Il résulte de l’instruction, et notamment du relevé intégral des informations relatives au permis de conduire que le requérant a payé l’amende forfaitaire correspondant à l’infraction relevée le 16 août 2022 et constatée par procès-verbal électronique. Ce paiement permet d’établir que l’intéressé a bien reçu l’avis de contravention, qui est établi selon les indications prévues par l’article A. 37-8 du code de procédure pénale et qui comporte les informations exigées par les articles L. 223-3 et R. 223-3 du code de la route. Le requérant n’apportant aucun élément tendant à démontrer que le document qui lui a été envoyé serait inexact ou incomplet au regard des dispositions des articles L. 223-3 et R. 223-3 du code de la route, le ministre doit être regardé comme apportant la preuve que les informations requises ont été délivrées au contrevenant. Dès lors, le moyen ne peut qu’être écarté comme manifestement infondé.

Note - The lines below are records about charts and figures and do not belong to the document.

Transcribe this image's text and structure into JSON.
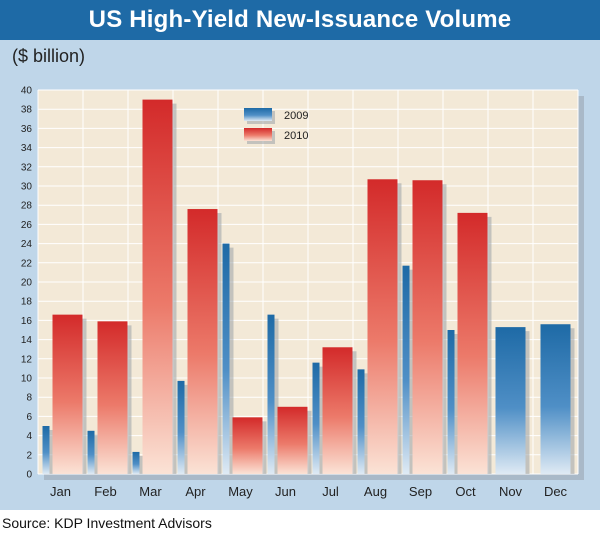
{
  "title": "US High-Yield New-Issuance Volume",
  "unit_label": "($ billion)",
  "source": "Source: KDP Investment Advisors",
  "colors": {
    "frame": "#bfd6e9",
    "plot_bg": "#f3e9d7",
    "grid": "#ffffff",
    "title_bar": "#1e6aa6",
    "series_2009": "#1e6aa6",
    "series_2010": "#d32a2a"
  },
  "chart_data": {
    "type": "bar",
    "categories": [
      "Jan",
      "Feb",
      "Mar",
      "Apr",
      "May",
      "Jun",
      "Jul",
      "Aug",
      "Sep",
      "Oct",
      "Nov",
      "Dec"
    ],
    "series": [
      {
        "name": "2009",
        "values": [
          5.0,
          4.5,
          2.3,
          9.7,
          24.0,
          16.6,
          11.6,
          10.9,
          21.7,
          15.0,
          15.3,
          15.6
        ]
      },
      {
        "name": "2010",
        "values": [
          16.6,
          15.9,
          39.0,
          27.6,
          5.9,
          7.0,
          13.2,
          30.7,
          30.6,
          27.2,
          null,
          null
        ]
      }
    ],
    "ylim": [
      0,
      40
    ],
    "yticks": [
      0,
      2,
      4,
      6,
      8,
      10,
      12,
      14,
      16,
      18,
      20,
      22,
      24,
      26,
      28,
      30,
      32,
      34,
      36,
      38,
      40
    ],
    "grid": true,
    "legend_position": "top-center"
  }
}
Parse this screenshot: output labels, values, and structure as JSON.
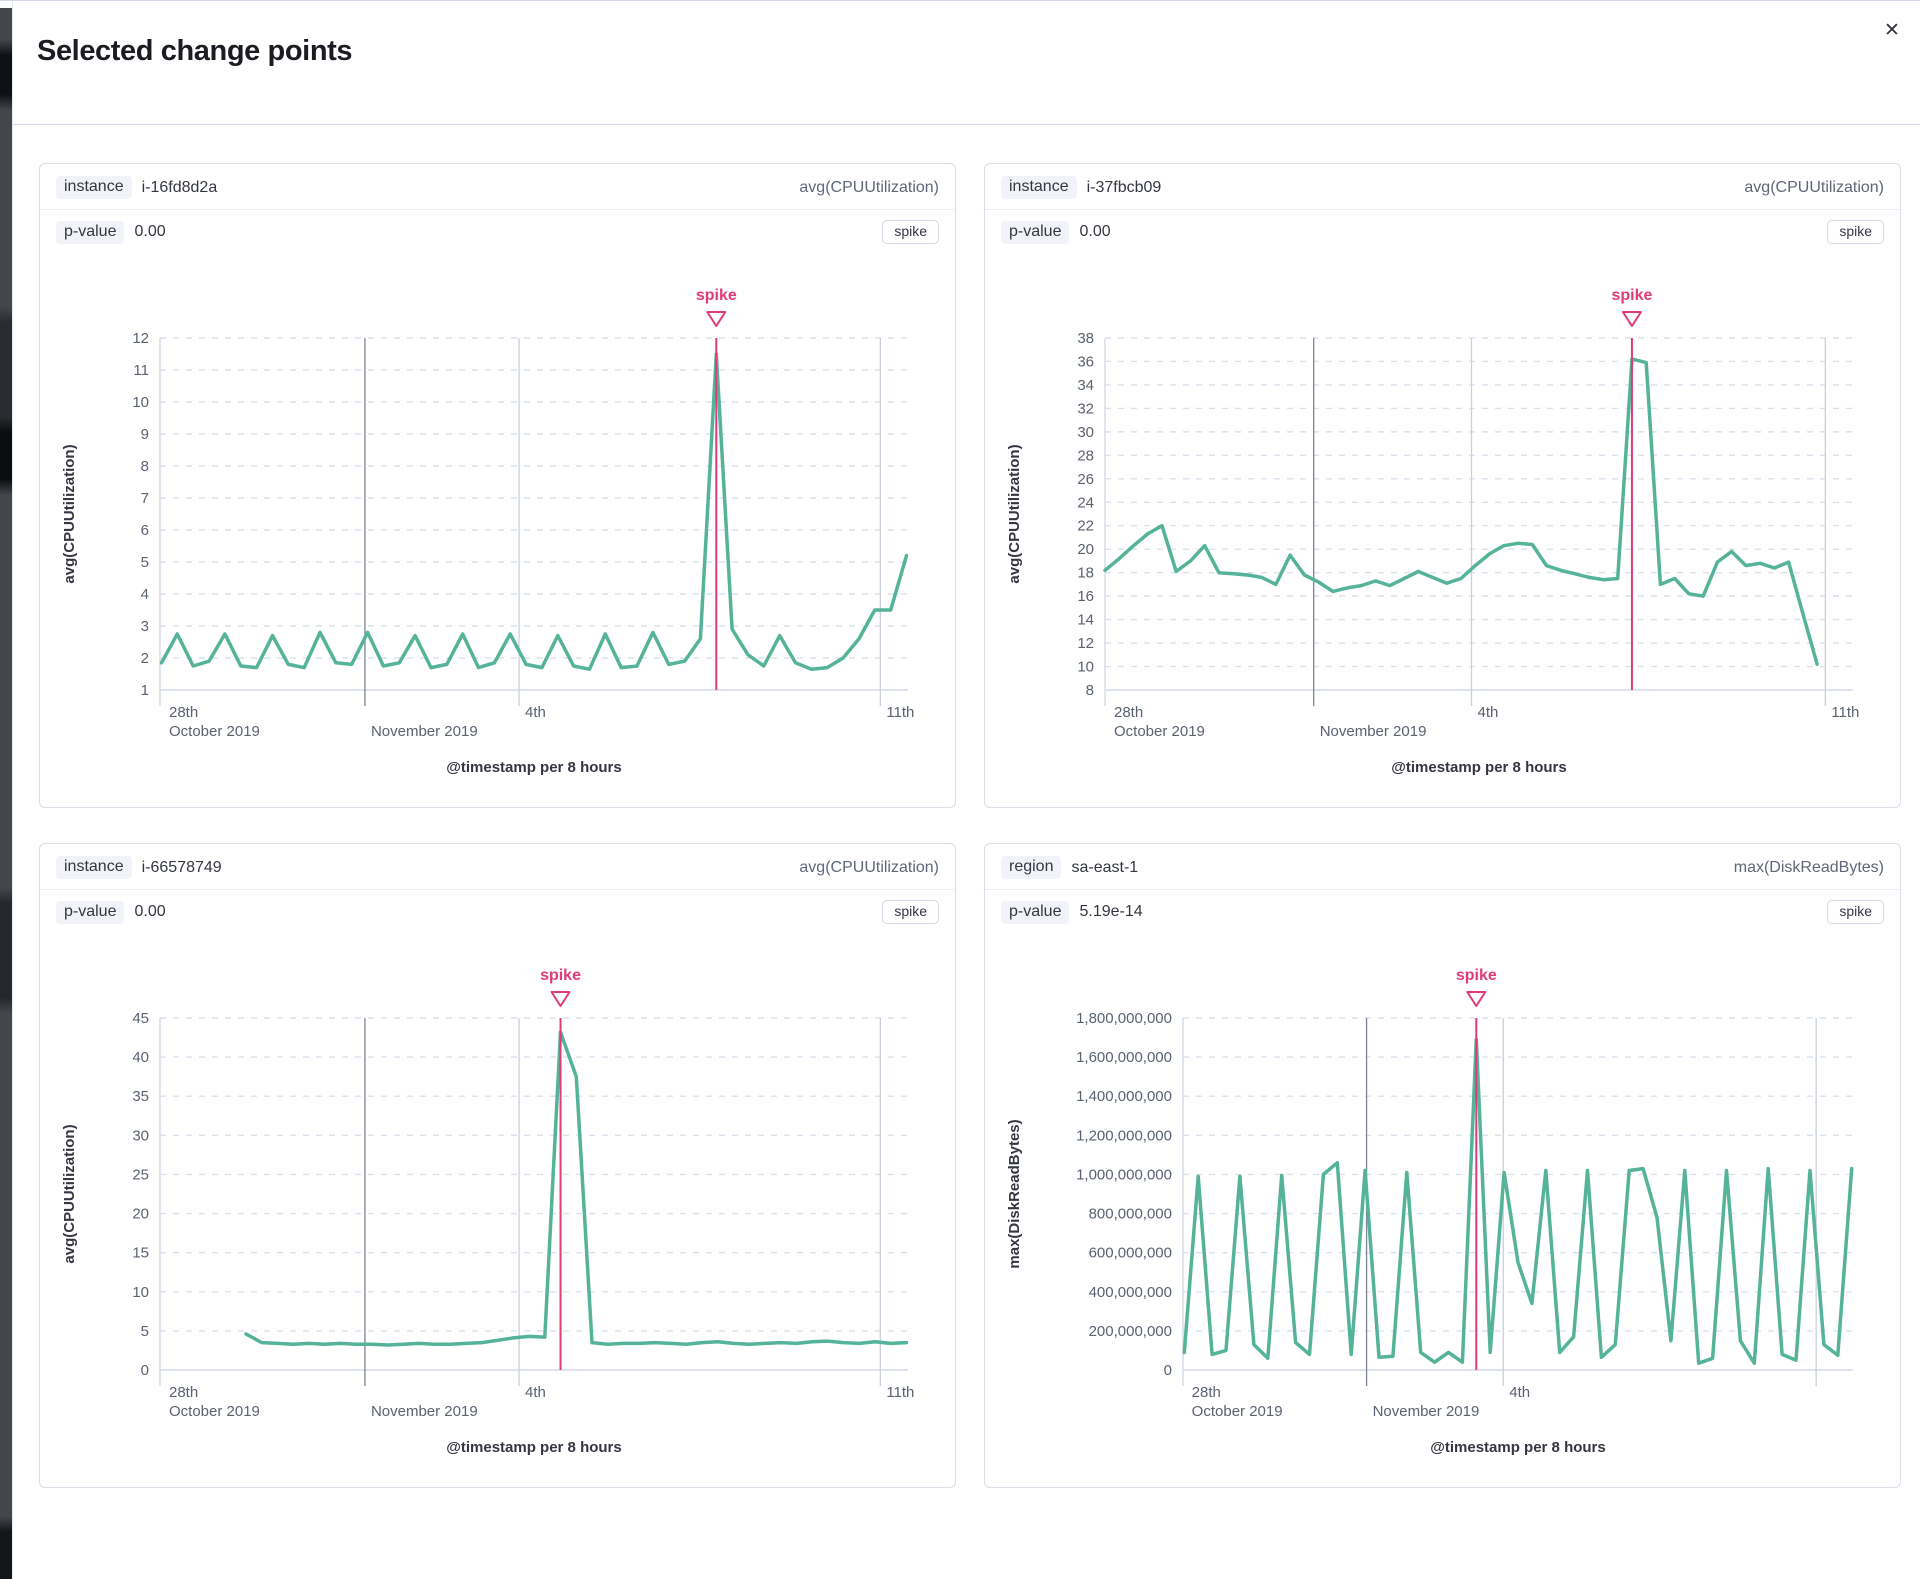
{
  "modal": {
    "title": "Selected change points",
    "close_icon": "✕"
  },
  "colors": {
    "series_green": "#54b399",
    "annotation_pink": "#e23a79",
    "month_line": "#7d8595",
    "day_line": "#c9d0dc",
    "grid_dashed": "#dce1eb",
    "axis_line": "#d3dae6",
    "tick_text": "#5a6270",
    "axis_title_text": "#343741"
  },
  "panels": [
    {
      "split_field": "instance",
      "split_value": "i-16fd8d2a",
      "metric": "avg(CPUUtilization)",
      "p_label": "p-value",
      "p_value": "0.00",
      "type_badge": "spike"
    },
    {
      "split_field": "instance",
      "split_value": "i-37fbcb09",
      "metric": "avg(CPUUtilization)",
      "p_label": "p-value",
      "p_value": "0.00",
      "type_badge": "spike"
    },
    {
      "split_field": "instance",
      "split_value": "i-66578749",
      "metric": "avg(CPUUtilization)",
      "p_label": "p-value",
      "p_value": "0.00",
      "type_badge": "spike"
    },
    {
      "split_field": "region",
      "split_value": "sa-east-1",
      "metric": "max(DiskReadBytes)",
      "p_label": "p-value",
      "p_value": "5.19e-14",
      "type_badge": "spike"
    }
  ],
  "chart_data": [
    {
      "type": "line",
      "title": "instance i-16fd8d2a",
      "xlabel": "@timestamp per 8 hours",
      "ylabel": "avg(CPUUtilization)",
      "ylim": [
        1,
        12
      ],
      "yticks": [
        [
          12,
          "12"
        ],
        [
          11,
          "11"
        ],
        [
          10,
          "10"
        ],
        [
          9,
          "9"
        ],
        [
          8,
          "8"
        ],
        [
          7,
          "7"
        ],
        [
          6,
          "6"
        ],
        [
          5,
          "5"
        ],
        [
          4,
          "4"
        ],
        [
          3,
          "3"
        ],
        [
          2,
          "2"
        ],
        [
          1,
          "1"
        ]
      ],
      "xticks": [
        [
          0.004,
          "28th",
          "October 2019",
          "start"
        ],
        [
          0.274,
          "",
          "November 2019",
          "month"
        ],
        [
          0.48,
          "4th",
          "",
          "minor"
        ],
        [
          0.963,
          "11th",
          "",
          "minor"
        ]
      ],
      "x_start": 0.002,
      "x_end": 0.998,
      "annotation": {
        "label": "spike",
        "at": "max"
      },
      "values": [
        1.85,
        2.75,
        1.75,
        1.9,
        2.75,
        1.75,
        1.7,
        2.7,
        1.8,
        1.7,
        2.8,
        1.85,
        1.8,
        2.8,
        1.75,
        1.85,
        2.7,
        1.7,
        1.8,
        2.75,
        1.7,
        1.85,
        2.75,
        1.8,
        1.7,
        2.7,
        1.75,
        1.65,
        2.75,
        1.7,
        1.75,
        2.8,
        1.8,
        1.9,
        2.6,
        11.5,
        2.9,
        2.1,
        1.75,
        2.7,
        1.85,
        1.65,
        1.7,
        2.0,
        2.6,
        3.5,
        3.5,
        5.2
      ]
    },
    {
      "type": "line",
      "title": "instance i-37fbcb09",
      "xlabel": "@timestamp per 8 hours",
      "ylabel": "avg(CPUUtilization)",
      "ylim": [
        8,
        38
      ],
      "yticks": [
        [
          38,
          "38"
        ],
        [
          36,
          "36"
        ],
        [
          34,
          "34"
        ],
        [
          32,
          "32"
        ],
        [
          30,
          "30"
        ],
        [
          28,
          "28"
        ],
        [
          26,
          "26"
        ],
        [
          24,
          "24"
        ],
        [
          22,
          "22"
        ],
        [
          20,
          "20"
        ],
        [
          18,
          "18"
        ],
        [
          16,
          "16"
        ],
        [
          14,
          "14"
        ],
        [
          12,
          "12"
        ],
        [
          10,
          "10"
        ],
        [
          8,
          "8"
        ]
      ],
      "xticks": [
        [
          0.004,
          "28th",
          "October 2019",
          "start"
        ],
        [
          0.279,
          "",
          "November 2019",
          "month"
        ],
        [
          0.49,
          "4th",
          "",
          "minor"
        ],
        [
          0.963,
          "11th",
          "",
          "minor"
        ]
      ],
      "x_start": 0.0,
      "x_end": 0.952,
      "annotation": {
        "label": "spike",
        "at": "max"
      },
      "values": [
        18.2,
        19.2,
        20.3,
        21.3,
        22.0,
        18.1,
        19.0,
        20.3,
        18.0,
        17.9,
        17.8,
        17.6,
        17.0,
        19.5,
        17.8,
        17.2,
        16.4,
        16.7,
        16.9,
        17.3,
        16.9,
        17.5,
        18.1,
        17.6,
        17.1,
        17.5,
        18.6,
        19.6,
        20.3,
        20.5,
        20.4,
        18.6,
        18.2,
        17.9,
        17.6,
        17.4,
        17.5,
        36.2,
        35.9,
        17.0,
        17.5,
        16.2,
        16.0,
        18.9,
        19.8,
        18.6,
        18.8,
        18.4,
        18.9,
        14.5,
        10.2
      ]
    },
    {
      "type": "line",
      "title": "instance i-66578749",
      "xlabel": "@timestamp per 8 hours",
      "ylabel": "avg(CPUUtilization)",
      "ylim": [
        0,
        45
      ],
      "yticks": [
        [
          45,
          "45"
        ],
        [
          40,
          "40"
        ],
        [
          35,
          "35"
        ],
        [
          30,
          "30"
        ],
        [
          25,
          "25"
        ],
        [
          20,
          "20"
        ],
        [
          15,
          "15"
        ],
        [
          10,
          "10"
        ],
        [
          5,
          "5"
        ],
        [
          0,
          "0"
        ]
      ],
      "xticks": [
        [
          0.004,
          "28th",
          "October 2019",
          "start"
        ],
        [
          0.274,
          "",
          "November 2019",
          "month"
        ],
        [
          0.48,
          "4th",
          "",
          "minor"
        ],
        [
          0.963,
          "11th",
          "",
          "minor"
        ]
      ],
      "x_start": 0.115,
      "x_end": 0.998,
      "annotation": {
        "label": "spike",
        "at": "max"
      },
      "values": [
        4.6,
        3.5,
        3.4,
        3.3,
        3.4,
        3.3,
        3.4,
        3.3,
        3.3,
        3.2,
        3.3,
        3.4,
        3.3,
        3.3,
        3.4,
        3.5,
        3.8,
        4.1,
        4.3,
        4.2,
        43.2,
        37.5,
        3.5,
        3.3,
        3.4,
        3.4,
        3.5,
        3.4,
        3.3,
        3.5,
        3.6,
        3.4,
        3.3,
        3.4,
        3.5,
        3.4,
        3.6,
        3.7,
        3.5,
        3.4,
        3.6,
        3.4,
        3.5
      ]
    },
    {
      "type": "line",
      "title": "region sa-east-1",
      "xlabel": "@timestamp per 8 hours",
      "ylabel": "max(DiskReadBytes)",
      "ylim": [
        0,
        1800000000
      ],
      "yticks": [
        [
          1800000000,
          "1,800,000,000"
        ],
        [
          1600000000,
          "1,600,000,000"
        ],
        [
          1400000000,
          "1,400,000,000"
        ],
        [
          1200000000,
          "1,200,000,000"
        ],
        [
          1000000000,
          "1,000,000,000"
        ],
        [
          800000000,
          "800,000,000"
        ],
        [
          600000000,
          "600,000,000"
        ],
        [
          400000000,
          "400,000,000"
        ],
        [
          200000000,
          "200,000,000"
        ],
        [
          0,
          "0"
        ]
      ],
      "xticks": [
        [
          0.004,
          "28th",
          "October 2019",
          "start"
        ],
        [
          0.274,
          "",
          "November 2019",
          "month"
        ],
        [
          0.478,
          "4th",
          "",
          "minor"
        ],
        [
          0.945,
          "",
          "",
          "minor"
        ]
      ],
      "x_start": 0.002,
      "x_end": 0.998,
      "annotation": {
        "label": "spike",
        "at": "max"
      },
      "values": [
        90000000,
        990000000,
        80000000,
        100000000,
        990000000,
        130000000,
        60000000,
        995000000,
        140000000,
        80000000,
        1000000000,
        1060000000,
        80000000,
        1020000000,
        65000000,
        70000000,
        1010000000,
        90000000,
        40000000,
        90000000,
        40000000,
        1690000000,
        90000000,
        1010000000,
        550000000,
        340000000,
        1020000000,
        90000000,
        170000000,
        1020000000,
        65000000,
        130000000,
        1020000000,
        1030000000,
        780000000,
        150000000,
        1020000000,
        35000000,
        60000000,
        1020000000,
        150000000,
        35000000,
        1030000000,
        80000000,
        50000000,
        1020000000,
        130000000,
        75000000,
        1030000000
      ]
    }
  ]
}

Il résulte de tout ce qui précède que le surplus des conclusions à fin d’annulation de la requête doit être rejetée.
En ce qui concerne les conclusions à fin d’injonction :
Par voie de conséquence du rejet du surplus des conclusions à fin d’annulation, les conclusions à fin d’injonction doivent également être rejetées.
En ce qui concerne les frais de l’instance :
Dans les circonstances de l’espèce, il n’y pas lieu de mettre à la charge de l’Etat, la somme de 2 000 présentée par le requérant sur le fondement des dispositions de l’article
L. 761-1 du code de justice administrative.
DECIDE :
Article 1er : Il n’y a pas lieu de statuer sur les conclusions de la requête relatives aux décisions « 48 SI » du 8 mai 2025 et de retrait de points correspondant aux infractions des 1er mai 2015, 25 juillet 2015, 11 janvier 2016, 17 septembre 2016, 25 août 2017, 18 septembre 2017, 31 mai 2018 à 18h47, 22 novembre 2018, 18 janvier 2021, 16 août 2022, 22 août 2022, 25 août 2022 et 21 mars 2024.
Article 2 : Le surplus des conclusions de la requête de M. A... est rejeté.
Article 3 : Le présent jugement sera notifié à M. B... A... et au ministre de l’intérieur.
Rendu public par mise à disposition au greffe le 1er juillet 2026.
La magistrate désignée,
signé
E. Rolin
La greffière,
signé
S. Lefebvre
La République mande et ordonne au ministre de l’intérieur en ce qui le concerne et à tous commissaires de justice à ce requis en ce qui concerne les voies de droit commun contre les parties privées de pourvoir à l’exécution de la présente décision.